We had good discussion both before and after the activity. We talked about how this process is different than the ways we’ve implemented algorithms in class before, where we give the program a step-by-step procedure to follow that we can easily trace. In this task, we give the program examples and it comes up with the rules. It’s messy and not as predictable, but it’s quite powerful. Trying to write our own algorithm to take a list of 24 1’s and 0’s and determine what digit it most closely resembles would be very difficult and the edge cases would take a long time to account for. Here, if we find a case that doesn’t work, we just throw another line of training data at it.

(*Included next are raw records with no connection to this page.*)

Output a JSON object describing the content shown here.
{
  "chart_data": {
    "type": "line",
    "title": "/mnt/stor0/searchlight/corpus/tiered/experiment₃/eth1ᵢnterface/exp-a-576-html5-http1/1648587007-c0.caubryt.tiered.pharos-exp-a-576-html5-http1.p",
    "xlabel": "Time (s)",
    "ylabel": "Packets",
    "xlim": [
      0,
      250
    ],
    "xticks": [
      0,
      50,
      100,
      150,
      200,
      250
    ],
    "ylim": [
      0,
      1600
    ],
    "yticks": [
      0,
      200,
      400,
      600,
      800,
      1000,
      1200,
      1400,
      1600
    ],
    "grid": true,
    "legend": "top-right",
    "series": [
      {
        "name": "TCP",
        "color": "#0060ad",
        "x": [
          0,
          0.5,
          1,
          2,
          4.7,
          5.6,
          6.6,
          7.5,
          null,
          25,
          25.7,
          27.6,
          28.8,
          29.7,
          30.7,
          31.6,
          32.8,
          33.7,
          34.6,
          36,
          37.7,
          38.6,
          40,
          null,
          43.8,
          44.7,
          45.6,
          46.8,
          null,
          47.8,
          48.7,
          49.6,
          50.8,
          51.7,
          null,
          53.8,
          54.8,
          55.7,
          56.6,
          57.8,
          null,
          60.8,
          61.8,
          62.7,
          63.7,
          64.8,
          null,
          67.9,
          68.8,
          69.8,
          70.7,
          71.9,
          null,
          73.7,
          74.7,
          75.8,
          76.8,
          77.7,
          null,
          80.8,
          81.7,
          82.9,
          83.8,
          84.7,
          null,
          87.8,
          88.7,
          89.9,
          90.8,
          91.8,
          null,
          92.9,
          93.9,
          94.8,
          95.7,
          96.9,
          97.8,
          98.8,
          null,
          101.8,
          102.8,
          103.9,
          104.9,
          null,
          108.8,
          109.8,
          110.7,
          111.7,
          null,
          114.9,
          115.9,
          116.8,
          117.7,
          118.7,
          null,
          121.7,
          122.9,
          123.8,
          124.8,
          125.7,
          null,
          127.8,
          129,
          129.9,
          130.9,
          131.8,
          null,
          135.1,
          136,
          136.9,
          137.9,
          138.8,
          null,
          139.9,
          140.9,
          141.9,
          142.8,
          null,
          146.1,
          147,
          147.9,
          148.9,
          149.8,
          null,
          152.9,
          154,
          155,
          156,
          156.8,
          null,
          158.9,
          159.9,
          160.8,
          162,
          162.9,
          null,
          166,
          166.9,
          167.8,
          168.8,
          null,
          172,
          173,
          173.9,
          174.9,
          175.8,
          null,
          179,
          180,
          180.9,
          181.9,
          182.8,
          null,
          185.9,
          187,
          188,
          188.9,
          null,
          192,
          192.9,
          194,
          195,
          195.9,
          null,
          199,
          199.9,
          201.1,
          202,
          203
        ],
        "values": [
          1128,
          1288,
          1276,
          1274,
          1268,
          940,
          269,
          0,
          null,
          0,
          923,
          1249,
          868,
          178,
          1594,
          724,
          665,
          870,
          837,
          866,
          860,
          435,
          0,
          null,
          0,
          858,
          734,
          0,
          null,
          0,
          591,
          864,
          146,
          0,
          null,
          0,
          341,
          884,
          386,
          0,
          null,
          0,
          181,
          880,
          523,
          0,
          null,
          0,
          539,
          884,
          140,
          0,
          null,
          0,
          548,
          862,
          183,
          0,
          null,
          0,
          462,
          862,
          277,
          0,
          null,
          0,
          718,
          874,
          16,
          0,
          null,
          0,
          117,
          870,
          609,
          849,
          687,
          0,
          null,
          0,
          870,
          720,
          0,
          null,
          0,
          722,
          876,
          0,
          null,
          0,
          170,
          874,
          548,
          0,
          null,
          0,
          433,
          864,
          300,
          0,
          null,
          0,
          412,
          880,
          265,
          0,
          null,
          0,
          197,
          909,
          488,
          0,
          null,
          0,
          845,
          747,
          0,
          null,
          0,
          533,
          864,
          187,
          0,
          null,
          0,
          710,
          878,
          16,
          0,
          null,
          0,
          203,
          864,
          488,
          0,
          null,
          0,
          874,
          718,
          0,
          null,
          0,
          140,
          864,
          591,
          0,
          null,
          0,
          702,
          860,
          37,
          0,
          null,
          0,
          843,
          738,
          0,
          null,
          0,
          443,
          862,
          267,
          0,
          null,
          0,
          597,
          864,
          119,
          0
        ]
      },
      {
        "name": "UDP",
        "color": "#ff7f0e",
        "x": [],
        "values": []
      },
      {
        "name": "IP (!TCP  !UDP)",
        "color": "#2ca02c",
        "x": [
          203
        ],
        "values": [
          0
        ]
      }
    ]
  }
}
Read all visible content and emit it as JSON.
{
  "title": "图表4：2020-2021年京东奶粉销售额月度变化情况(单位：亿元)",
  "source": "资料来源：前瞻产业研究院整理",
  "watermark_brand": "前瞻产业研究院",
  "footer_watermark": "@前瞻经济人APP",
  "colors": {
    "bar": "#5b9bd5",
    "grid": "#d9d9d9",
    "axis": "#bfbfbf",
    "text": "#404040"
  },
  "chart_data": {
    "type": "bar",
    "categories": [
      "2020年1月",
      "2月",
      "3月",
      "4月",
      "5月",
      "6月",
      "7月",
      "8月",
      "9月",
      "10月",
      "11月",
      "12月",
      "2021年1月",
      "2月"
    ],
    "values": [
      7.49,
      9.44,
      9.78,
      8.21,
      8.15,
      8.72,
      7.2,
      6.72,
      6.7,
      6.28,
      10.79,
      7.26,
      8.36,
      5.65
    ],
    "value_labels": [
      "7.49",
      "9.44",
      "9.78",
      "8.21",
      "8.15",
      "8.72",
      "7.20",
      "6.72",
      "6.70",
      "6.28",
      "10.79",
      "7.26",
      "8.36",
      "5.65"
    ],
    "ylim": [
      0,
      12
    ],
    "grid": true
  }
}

And if we look back at those 5 steps of predictive modelling, we’ve done each one:

  • Obtaining data – coming up with different ways to represent the digits
  • Correctly formatting the data – putting them into lines of code that syntactically work in our program
  • Training a model with the data – running the program after we’ve input the new lines
  • Testing your model – trying it out, drawing digits and seeing if it gets them right
  • Improving your model – when we find failed cases, we add more training data (Which sends up back to step 1)

 

What’s next?

Teaching at the secondary level, we tend to go broad but not too deep. I expose the students to all kinds of topics in computer science but the main learning goal is to build their skills in engaging in the processes rather than remembering all the details of the content. But, every now and then, some students will really latch on to a particular topic we covered which could help inform future projects that they either complete for my class or on their own. There are lots of directions to go from this simple lesson.

Bigger Test Cases

We just looked at a 6×4 grid. The original data set I referenced, MNIST, represented hand drawn digits as 28×28 grids. Or if you want to move into image recognition, a single image could have thousands or even millions of pixels with different color data in each.

More Training Data

At the end of the activity, we might have generated dozens or depending on your class size, hundreds of test cases but in the world of Big Data, that’s miniscule. MNIST has 60,000 training cases and 10,000 for testing. And think about how much data you’d want to give to something like a self-driving car where lives are on the line. You will have to develop more sophisticated methods for collecting and using data if you want to start working with large quantities of it.

Offline Training

The program I wrote trains the model in real-time. Once you start using much larger sets of data the time it takes to train the program increases dramatically. To accommodate this, you will need to be able to train the data offline and generate a pre-trained network that you could plop into a website if you wanted people to present it without having to wait for it to re-train every time.

Resources

Between the time I ran this lesson and writing this post, A new javascript library was released by Google’s AI team: tensorflow.js. But if you really wanted to dig into machine learning, Javascript is not the best way to go due to performance. I like it for the classroom for the speed with which we can implement and test our programs. Using TensorFlow with Python would be a good route to explore.